Segundo o especialista, o desenvolvimento de novos medicamentos antivirais e antibióticos sofreu uma “enorme desaceleração na segunda metade do século XX”, o que faz com que agora muitos países não estejam tão bem preparados quanto deviam para novos vírus e bactérias super-resistentes.
“Devemos ter em mente que esta não foi a primeira pandemia, nem será a última. Crê-se que o vírus de 1918 migrou das aves para os humanos devido a uma ligeira mudança na sua estrutura. De igual forma, o SARS-CoV-2 migrou dos morcegos para os humanos. É sempre possível que outras migrações aconteçam. Só não sabemos quando e onde”, alertou o investigador.
Já o historiador José Manuel Sobral, num artigo comparativo entre as duas pandemias publicado na revista Medicina Interna, adianta que, no caso da gripe pneumónica, a “taxa de mortalidade em Portugal foi muito superior à registada em outros países europeus”, variando entre os 60 mil mortos dos primeiros dados oficiais e os cerca de 130 mil, sem comparação com os atuais cerca de 21 mil óbitos por covid-19.
O investigador do Instituto de Ciências Sociais da Universidade de Lisboa salientou ainda que “ambas as pandemias estão ligadas à mobilidade e à aglomeração humana”, com a guerra, no caso da pneumónica, a desempenhar “um papel enorme” por obrigar ao deslocamento de milhões de soldados, por vezes entre continentes, concentrando-os em aquartelamentos e trincheiras.
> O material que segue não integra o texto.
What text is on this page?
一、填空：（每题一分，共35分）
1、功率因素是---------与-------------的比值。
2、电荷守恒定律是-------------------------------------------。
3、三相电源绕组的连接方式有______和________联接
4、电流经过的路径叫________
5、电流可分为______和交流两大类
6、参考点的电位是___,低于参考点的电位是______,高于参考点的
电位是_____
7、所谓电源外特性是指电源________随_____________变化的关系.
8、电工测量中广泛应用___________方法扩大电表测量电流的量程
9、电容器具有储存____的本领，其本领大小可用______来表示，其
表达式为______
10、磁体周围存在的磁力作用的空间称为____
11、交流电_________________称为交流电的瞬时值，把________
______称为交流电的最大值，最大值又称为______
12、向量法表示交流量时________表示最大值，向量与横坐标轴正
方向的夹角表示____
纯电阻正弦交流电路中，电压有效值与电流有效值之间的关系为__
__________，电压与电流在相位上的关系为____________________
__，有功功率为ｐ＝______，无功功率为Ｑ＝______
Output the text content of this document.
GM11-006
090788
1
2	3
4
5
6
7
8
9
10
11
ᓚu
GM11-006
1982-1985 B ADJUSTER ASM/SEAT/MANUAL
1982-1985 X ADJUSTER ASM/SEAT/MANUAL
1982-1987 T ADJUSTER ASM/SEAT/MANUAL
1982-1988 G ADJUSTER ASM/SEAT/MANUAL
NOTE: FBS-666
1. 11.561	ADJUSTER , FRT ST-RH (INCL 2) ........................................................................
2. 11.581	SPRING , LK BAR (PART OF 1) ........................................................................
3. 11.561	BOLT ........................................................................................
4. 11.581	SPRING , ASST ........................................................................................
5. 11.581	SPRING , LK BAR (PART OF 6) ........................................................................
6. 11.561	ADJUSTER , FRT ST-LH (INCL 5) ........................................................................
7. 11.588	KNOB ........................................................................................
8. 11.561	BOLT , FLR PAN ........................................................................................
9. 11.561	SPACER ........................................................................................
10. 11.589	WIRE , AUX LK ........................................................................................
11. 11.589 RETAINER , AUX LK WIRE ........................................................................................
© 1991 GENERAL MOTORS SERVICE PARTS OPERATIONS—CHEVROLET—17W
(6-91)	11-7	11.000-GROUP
Já na atual pandemia, “em janeiro de 2020, por exemplo, houve mais de 1.300 voos da China para os EUA, transportando perto de meio milhão de passageiros, o que constitui uma boa indicação do modo como a mobilidade acelerada propicia a multiplicação da infeção”, refere José Manuel Sobral.
De acordo com o historiador, um outro aspeto comum entre as pandemias reside no facto de o combate aos vírus “recorrer aos mesmo tipo de medidas de caráter social”, como o distanciamento social e o confinamento.
Na segunda vaga da pneumónica em Portugal, “houve escolas fechadas, adiamento da abertura de aulas, a Universidade de Coimbra foi encerrada e o mesmo aconteceu com o parlamento, também afetado pela doença dos seus membros”, indica o artigo.
“Houve feiras e peregrinações proibidas. No entanto, a principal autoridade de saúde envolvida, o diretor-geral de Saúde Ricardo Jorge, que defendia a necessidade de isolar os doentes e de evitar o contacto físico estreito – apertos de mão, beijos, visitas a doentes – não só pensava que não havia salvação daquele vírus no isolamento total, como entendia que não se podia levar a vida económica ao colapso, devendo evitar-se o pânico e desânimo provocado por tais medidas”, refere o historiador.
No caso da pneumónica, a “pandemia surpreendeu pela sua rapidez e intensidade, pela sua elevada taxa de mortalidade, e pelo facto de atingir em especial os adultos jovens. Não havia memória de algo assim”, sublinha José Manuel Sobral.